What "Customisable" Actually Means for a WhatsApp Platform
Almost every WhatsApp Business API platform calls itself "customisable." Very few actually are. The word gets stretched to cover two very different things:
- Configuration — adjusting settings and building flows out of features that already exist. Setting up an automation journey, tagging contacts, designing a broadcast, connecting a payment gateway. Every serious platform lets you do this.

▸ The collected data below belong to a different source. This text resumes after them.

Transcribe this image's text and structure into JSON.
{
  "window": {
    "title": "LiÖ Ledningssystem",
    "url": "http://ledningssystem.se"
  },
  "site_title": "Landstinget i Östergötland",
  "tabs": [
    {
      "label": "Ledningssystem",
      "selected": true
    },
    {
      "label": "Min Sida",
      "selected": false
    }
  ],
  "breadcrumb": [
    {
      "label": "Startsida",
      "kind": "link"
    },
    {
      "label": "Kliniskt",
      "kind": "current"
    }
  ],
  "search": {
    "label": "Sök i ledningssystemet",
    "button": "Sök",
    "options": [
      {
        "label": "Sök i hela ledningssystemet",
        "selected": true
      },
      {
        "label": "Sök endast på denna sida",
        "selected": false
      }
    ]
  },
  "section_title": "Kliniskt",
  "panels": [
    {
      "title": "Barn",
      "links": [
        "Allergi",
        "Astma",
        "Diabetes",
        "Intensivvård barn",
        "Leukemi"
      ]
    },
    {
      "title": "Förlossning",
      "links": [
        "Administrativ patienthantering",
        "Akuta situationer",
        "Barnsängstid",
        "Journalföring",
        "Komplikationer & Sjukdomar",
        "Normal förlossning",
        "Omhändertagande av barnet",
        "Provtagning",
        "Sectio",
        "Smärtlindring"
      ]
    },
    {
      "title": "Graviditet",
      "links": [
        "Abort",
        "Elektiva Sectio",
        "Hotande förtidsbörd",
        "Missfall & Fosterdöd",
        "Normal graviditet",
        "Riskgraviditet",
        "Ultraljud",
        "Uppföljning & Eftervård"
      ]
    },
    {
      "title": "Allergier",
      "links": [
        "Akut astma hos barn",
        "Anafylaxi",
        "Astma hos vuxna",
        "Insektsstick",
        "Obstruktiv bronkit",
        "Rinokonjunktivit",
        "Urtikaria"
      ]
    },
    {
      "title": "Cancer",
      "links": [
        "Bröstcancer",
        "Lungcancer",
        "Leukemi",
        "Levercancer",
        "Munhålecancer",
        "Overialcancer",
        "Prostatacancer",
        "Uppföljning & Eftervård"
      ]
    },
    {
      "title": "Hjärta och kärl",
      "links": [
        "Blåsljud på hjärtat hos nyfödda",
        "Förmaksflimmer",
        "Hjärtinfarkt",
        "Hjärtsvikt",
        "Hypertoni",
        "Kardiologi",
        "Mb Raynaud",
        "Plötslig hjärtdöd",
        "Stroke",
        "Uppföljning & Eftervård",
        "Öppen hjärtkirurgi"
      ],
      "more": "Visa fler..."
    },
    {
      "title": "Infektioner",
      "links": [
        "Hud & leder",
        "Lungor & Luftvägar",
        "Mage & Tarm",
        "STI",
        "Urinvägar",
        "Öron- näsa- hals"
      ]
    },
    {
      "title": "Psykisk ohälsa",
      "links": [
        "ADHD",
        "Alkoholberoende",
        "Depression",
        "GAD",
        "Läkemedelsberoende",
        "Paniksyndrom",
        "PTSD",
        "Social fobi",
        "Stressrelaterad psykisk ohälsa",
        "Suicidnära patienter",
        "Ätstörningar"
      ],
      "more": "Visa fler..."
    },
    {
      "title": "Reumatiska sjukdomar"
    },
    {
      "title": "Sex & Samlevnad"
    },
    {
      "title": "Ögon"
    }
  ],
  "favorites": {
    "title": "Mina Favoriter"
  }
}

- Customisation — the platform is changed or extended to do something it couldn't do before: a new feature, a bespoke workflow, or a custom integration built to your specification.
The gap matters because most vendors sell the first and imply the second. You sign up expecting a platform that bends to your business, and instead you get a fixed feature set with a "submit an idea" box that quietly goes nowhere. For a lot of Indian businesses — a distributor with an unusual order-approval chain, a clinic with a specific reminder cadence, a manufacturer syncing to a legacy ERP — configuration alone isn't enough.
When Off-the-Shelf Isn't Enough
You probably don't need customisation on day one. Off-the-shelf WhatsApp commerce — catalog, cart, UPI checkout, GST invoices, broadcasts, a shared inbox — covers the majority of businesses out of the box. Reach for a custom WhatsApp business solution when you hit one of these walls:
- A process the template can't model. Multi-step approvals, unusual pricing logic, dealer/distributor hierarchies, or an order flow that doesn't match the standard cart.
- A system that has to stay in the loop. A legacy ERP, a hospital information system, a lending LOS/LMS, or an in-house app that the WhatsApp layer must read from and write to in real time.
- A feature that simply doesn't exist yet on any platform you've evaluated — and that would materially change how your team works.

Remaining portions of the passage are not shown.